I guess I would just observe that there really are no viable Democratic candidates who are "far to the left." None of them is advocating public ownership of the means of production. Even the most "leftist" proposals out there - the various Medicare for All concepts - are well short of, for instance, the UK's National Health Service.... and the UK isn't exactly a Communist paradise.
The "leftist" or "progressive" policies that have peoples' teeth on edge?
- Medicare For All - some form of federally administered health insurance, similar to Medicare, but open to the entire population - either in place of current employer-provided health insurance, or as an adjunct for people without that coverage. This (obviously) threatens the health insurance industry, which employs a lot of people. Now, many people would be needed to administer MfA - but undoubtedly fewer than are now employed, at financial firms (Aetna, Cigna, etc.), or in medical practices dealing with the myriad bureaucratic requirements of our current system. So...we would get a less expensive health care insurance system overall (yes, Medicare IS less expensive than the private sector, when one factors in age-related cost differences), with much less hassle for consumers (I've lived under both systems now - Medicare IS less of a hassle), at the cost of some middle-man employment in the private insurance industry.
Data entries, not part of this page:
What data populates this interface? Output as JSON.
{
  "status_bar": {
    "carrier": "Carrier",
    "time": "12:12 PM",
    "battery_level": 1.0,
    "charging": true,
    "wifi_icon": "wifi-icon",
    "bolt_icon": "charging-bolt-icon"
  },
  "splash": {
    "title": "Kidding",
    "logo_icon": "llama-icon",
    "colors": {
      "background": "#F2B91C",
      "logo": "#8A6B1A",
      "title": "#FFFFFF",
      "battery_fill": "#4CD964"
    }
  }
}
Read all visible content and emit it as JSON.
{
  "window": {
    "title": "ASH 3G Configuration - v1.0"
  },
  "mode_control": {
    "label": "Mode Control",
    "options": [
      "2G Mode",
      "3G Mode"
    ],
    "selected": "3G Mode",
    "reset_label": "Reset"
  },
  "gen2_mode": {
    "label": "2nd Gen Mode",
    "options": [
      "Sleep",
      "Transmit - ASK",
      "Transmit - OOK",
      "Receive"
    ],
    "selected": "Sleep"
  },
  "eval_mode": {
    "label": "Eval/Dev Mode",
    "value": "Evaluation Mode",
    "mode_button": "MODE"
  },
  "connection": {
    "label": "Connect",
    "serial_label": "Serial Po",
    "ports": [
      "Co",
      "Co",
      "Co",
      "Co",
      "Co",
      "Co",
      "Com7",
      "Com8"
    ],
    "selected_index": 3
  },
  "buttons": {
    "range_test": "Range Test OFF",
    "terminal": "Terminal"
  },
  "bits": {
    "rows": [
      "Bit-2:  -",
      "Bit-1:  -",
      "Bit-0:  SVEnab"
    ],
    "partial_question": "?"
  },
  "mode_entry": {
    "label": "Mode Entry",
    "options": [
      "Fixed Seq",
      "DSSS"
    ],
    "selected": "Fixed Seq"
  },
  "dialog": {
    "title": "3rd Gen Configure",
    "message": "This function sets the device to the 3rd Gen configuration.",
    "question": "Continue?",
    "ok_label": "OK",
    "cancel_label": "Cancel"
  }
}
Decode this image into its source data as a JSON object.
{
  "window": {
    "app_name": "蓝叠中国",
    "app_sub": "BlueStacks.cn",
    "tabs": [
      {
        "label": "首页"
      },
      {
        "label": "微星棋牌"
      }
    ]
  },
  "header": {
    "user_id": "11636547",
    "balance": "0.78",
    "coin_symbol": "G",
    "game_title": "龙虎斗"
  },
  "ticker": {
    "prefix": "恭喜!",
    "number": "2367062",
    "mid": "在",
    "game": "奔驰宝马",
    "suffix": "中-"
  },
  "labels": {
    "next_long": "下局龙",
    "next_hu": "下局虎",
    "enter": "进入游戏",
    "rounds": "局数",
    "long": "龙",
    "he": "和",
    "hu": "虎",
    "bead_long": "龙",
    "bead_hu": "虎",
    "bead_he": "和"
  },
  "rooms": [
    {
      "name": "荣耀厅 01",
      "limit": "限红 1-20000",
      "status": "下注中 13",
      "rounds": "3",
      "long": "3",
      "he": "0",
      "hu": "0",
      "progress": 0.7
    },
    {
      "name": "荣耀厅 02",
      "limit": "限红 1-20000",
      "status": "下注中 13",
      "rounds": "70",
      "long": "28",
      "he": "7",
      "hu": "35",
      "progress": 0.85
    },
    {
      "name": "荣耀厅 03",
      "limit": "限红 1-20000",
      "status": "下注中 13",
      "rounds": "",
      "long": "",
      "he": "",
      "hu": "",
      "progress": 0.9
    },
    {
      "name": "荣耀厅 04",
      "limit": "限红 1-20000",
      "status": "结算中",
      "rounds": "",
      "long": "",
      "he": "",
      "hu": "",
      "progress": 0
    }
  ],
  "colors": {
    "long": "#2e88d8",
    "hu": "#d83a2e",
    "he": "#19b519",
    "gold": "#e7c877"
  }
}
Side comment on the health insurance industry: A principal reason that Americans pay more (far more, in most cases) for decent, but not particularly outstanding healthcare, than most other western societies is that we have a very large number of people in the "industry" - insurance company employees, medical office personnel whose function is to navigate insurance company rules, etc. - who earn nice salaries, but don't actually provide health care to anybody. Single payer systems reduce this overhead, potentially significantly. We're effectively providing "welfare" for lots and lots of financial industry employees (and ancillary people in medical offices) by maintaining a system with lots of complex, but unnecessary administrative overhead.
Regulation of the financial sector. This is the one that has Wall Street types sweating over Elizabeth Warren. Warren would pursue re-regulation of the financial sector that would, if she succeeded, look something like the structure that existed in the 1980s, before Glass-Steagall was rescinded. Commercial banking and investment banking would once again be separated, by law, which would mean that if investment banks chose to take risks that put them at risk of bankruptcy, the commercial banking sector would be largely unimpacted - and the investment banks could just be allowed to fail, with their stockholders taking the hit... instead of being bailed out by the federal government, because they are "too big to fail," which is really about protecting the commercial banking sector (your bank accounts and mine, our mortgages, etc.). Many of us believe that abandoning Glass-Steagall was a really bad idea, that what happened in 2008 is clear evidence of that, and that what happened in 2008 looks very like it may happen again in the not-too-distant future. Do we really_need_, or want periodic financial crises and collapses, as the cost of allowing investment bankers to take big risks with other peoples' money, to enhance their profits? Or do we want to protect the financial system, at the cost of constraining gambling (and potential large profits) in the commercial banking sector? Which of these approaches is "radical"? Which is "conservative"?
The "Green New Deal." This threatens the coal and oil industries, predominantly. On the other hand, if we screw around incrementally regarding a national move away from fossil fuels, and don't make a strong commitment to stop emitting CO2 as quickly as possible... well, I'm of the opinion that the implications of that are pretty clear. It's been years since we debated climate change on philliesphans, and I know that some were skeptical of the seriousness of the problem then. Several years later, we have more evidence - and essentially ALL of that additional evidence is on one side of the debate. If we kick this can down the road, we will not be able to deal with the consequences, as a society. In my view, when knowledgeable scientists characterize this challenge as "existential," they're not exaggerating. So again, is it "radical" to undertake a major effort here? Is it "conservative" to stick our heads in the sand?